Aku hanya membayangkannya sambil tidur.
"Kamu sebenernya ada di pihak yang mana? Kamu suka banget nyudutin dan nyalahin aku, kadang kasih motivasi tapi nanggung."
"Aku bicara sesuai arahan dari pikiranmu. Udah tau kalau kamu gak ada kerjaan gini, sel-sel kelabu otakmu itu berkembang pesat ke arah buruk. Aku heran, kok, kamu malah milih yang kayak gitu."
Aku berguling dari kasur, mencoba 'mengguncang' yang Luna katakan sebagai sel kelabu di dalam kepalaku. Siang ini rumahku begitu sepi. Kedua anakku tadi pagi-pagi sudah dibawa pergi oleh mamaku, sedangkan Mas Hari tengah mengantar dagangan ke kota sebelah. Dari sekian banyak hal yang bisa kulakukan, aku memilih untuk tidur.

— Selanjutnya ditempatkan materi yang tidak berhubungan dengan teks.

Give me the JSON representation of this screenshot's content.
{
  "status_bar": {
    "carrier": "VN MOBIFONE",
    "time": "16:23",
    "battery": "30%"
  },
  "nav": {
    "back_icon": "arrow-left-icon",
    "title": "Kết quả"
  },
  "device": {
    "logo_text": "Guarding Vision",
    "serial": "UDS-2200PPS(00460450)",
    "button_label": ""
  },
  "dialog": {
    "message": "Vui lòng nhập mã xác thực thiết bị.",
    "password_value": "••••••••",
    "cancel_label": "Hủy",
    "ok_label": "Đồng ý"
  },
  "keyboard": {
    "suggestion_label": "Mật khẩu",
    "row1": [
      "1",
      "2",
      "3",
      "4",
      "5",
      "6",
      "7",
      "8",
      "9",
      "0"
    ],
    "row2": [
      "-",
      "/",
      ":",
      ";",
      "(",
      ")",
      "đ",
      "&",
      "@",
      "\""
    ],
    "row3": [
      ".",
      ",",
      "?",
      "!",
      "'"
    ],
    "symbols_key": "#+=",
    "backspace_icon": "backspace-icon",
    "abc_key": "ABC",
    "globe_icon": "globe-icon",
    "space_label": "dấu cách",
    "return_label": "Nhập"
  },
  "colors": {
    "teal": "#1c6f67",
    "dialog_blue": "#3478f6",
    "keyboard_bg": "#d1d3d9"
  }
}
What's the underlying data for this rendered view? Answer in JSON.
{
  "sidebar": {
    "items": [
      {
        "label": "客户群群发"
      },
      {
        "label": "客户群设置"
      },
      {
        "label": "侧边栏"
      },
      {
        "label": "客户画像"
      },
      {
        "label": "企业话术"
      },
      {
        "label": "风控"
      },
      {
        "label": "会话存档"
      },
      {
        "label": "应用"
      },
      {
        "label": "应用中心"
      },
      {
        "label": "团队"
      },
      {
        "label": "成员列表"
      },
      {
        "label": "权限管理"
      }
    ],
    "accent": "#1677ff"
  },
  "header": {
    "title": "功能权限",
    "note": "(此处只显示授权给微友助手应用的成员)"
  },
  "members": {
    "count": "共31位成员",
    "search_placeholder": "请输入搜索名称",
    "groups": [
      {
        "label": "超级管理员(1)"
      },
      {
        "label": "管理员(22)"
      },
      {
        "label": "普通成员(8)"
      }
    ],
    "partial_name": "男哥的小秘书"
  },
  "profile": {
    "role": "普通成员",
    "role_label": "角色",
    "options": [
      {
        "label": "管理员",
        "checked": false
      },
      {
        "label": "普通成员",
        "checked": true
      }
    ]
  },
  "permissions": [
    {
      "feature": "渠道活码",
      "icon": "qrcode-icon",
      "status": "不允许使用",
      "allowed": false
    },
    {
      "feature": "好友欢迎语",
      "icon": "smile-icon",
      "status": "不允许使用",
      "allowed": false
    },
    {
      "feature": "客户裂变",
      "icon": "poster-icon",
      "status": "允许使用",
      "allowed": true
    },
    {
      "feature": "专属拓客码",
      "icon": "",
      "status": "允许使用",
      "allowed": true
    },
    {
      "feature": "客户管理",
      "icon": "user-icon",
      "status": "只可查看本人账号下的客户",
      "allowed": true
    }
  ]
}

Padahal cita-citaku untuk diri sendiri ada berlapis-lapis, tapi aksiku adalah berdiam diri sembari membayangkan semua hal itu terjadi.
"Ya udah, deh. Kalau kamu mulai, paling juga gak sampai seminggu terus begini lagi." sindiran Luna tak pelak membuatku terganggu. Ingin kutampik perkataannya, tapi kuurungkan niatan itu. Luna yang tahu bahwa aku tak bisa menyanggah, mulai merasa di atas angin dan kembali berbicara.
"Tulisanmu, apa ada yang udah selesai? Ganti ganti terus! Bisa konsisten atau nggak, sih?"
"Kamu kenapa suka nyalahin aku?! Memang aku ini salah apa?!"
"Kamu sebenernya niat apa nggak buat hidup?!! Aku, tuh, capek lihat kamu, Si! Apa ada kemajuan dalam hidupmu? Padahal banyak yang bisa kamu lakuin?!"
"Memang aku bisa apa?!"
"Mati aja sana!!"
Bentakan Luna membungkamku. Bahkan sekadar bernapas dengan baik pun rasanya aku tak sanggup.
Aku merasa kembali ke titik nol bersama dengan kata-kata Luna barusan.
Mati saja.
Mati saja.
Aku memang pernah berpikir untuk mati saja. Karena aku lelah menjadi diriku, yang tidak pernah mau berusaha namun meminta agar semua yang aku inginkan datang padaku tanpa kendala.